Abstract

This article analyzes Pantani by Marco Martinelli, an epic theatrical wake for one of the most famous sports heroes of Italy's recent past. As the wake unfolds, it retells the story of Pantani, reconstructing and reinterpreting the strange events that lead to the great cyclist's dismissal from the Giro d’Italia in 1999, and subsequently to his nervous breakdown and lonely death in a hotel, only 34 years old. Alongside the rituals of a traditional wake, the show also applies the procedures of a courtroom trial, offering detailed testimony and the examination of evidence, culminating in a critical reflection on Italian society during the years of Berlusconi and his consumerist philosophy. Three different rhetorical genres (epideictic, judicial, deliberative) are blended together in this complex theatrical texture. Conjugating information (trial) with ritual (wake), Martinelli synthesizes classical choral Greek tragedy (mimetic form) and modern storytelling (diegetic form performed solo).

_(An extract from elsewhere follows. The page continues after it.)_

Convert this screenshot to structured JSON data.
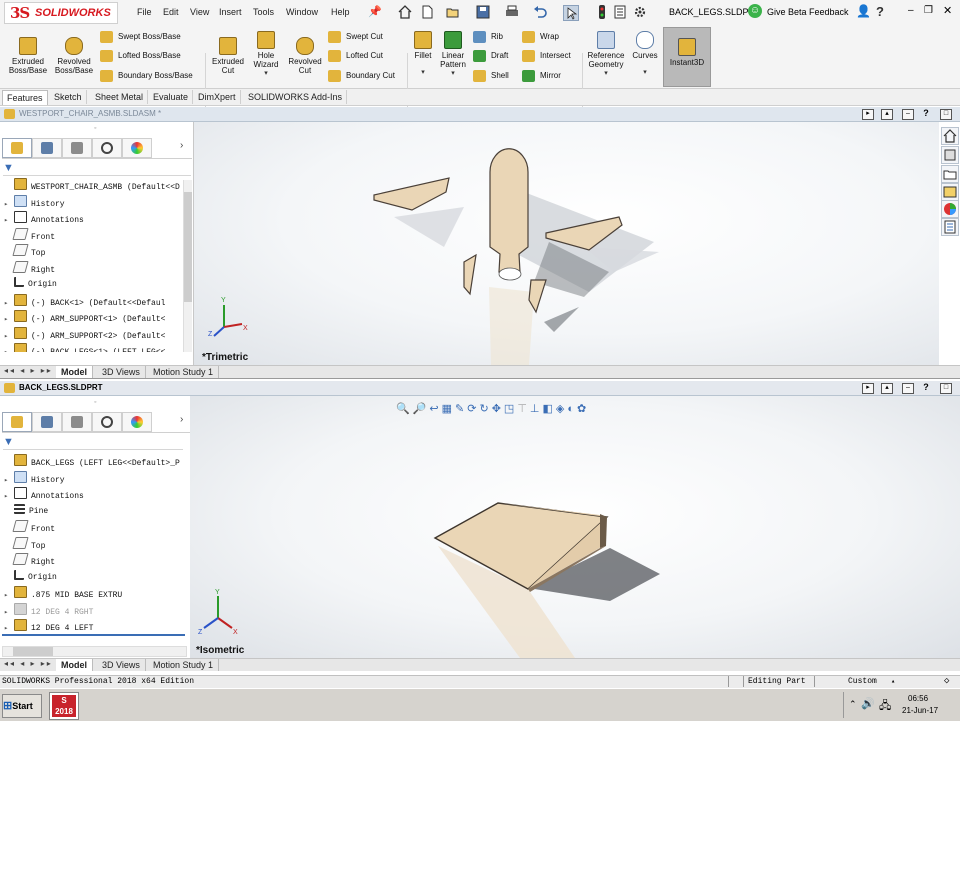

Combining intensely dramatic scenes, powerful evocations of epic feats of sport, and joyful parody, and with the juxtaposition of different styles (journalistic, lyric, parodic, elegiac) Martinelli generates among the audience moments of estrangement, and shock, which makes particularly powerful not only the ritual wake and the critical reconstruction of Pantani’s tragedy, but also the critique of the ideology that governed Italian public life in Berlusconi era.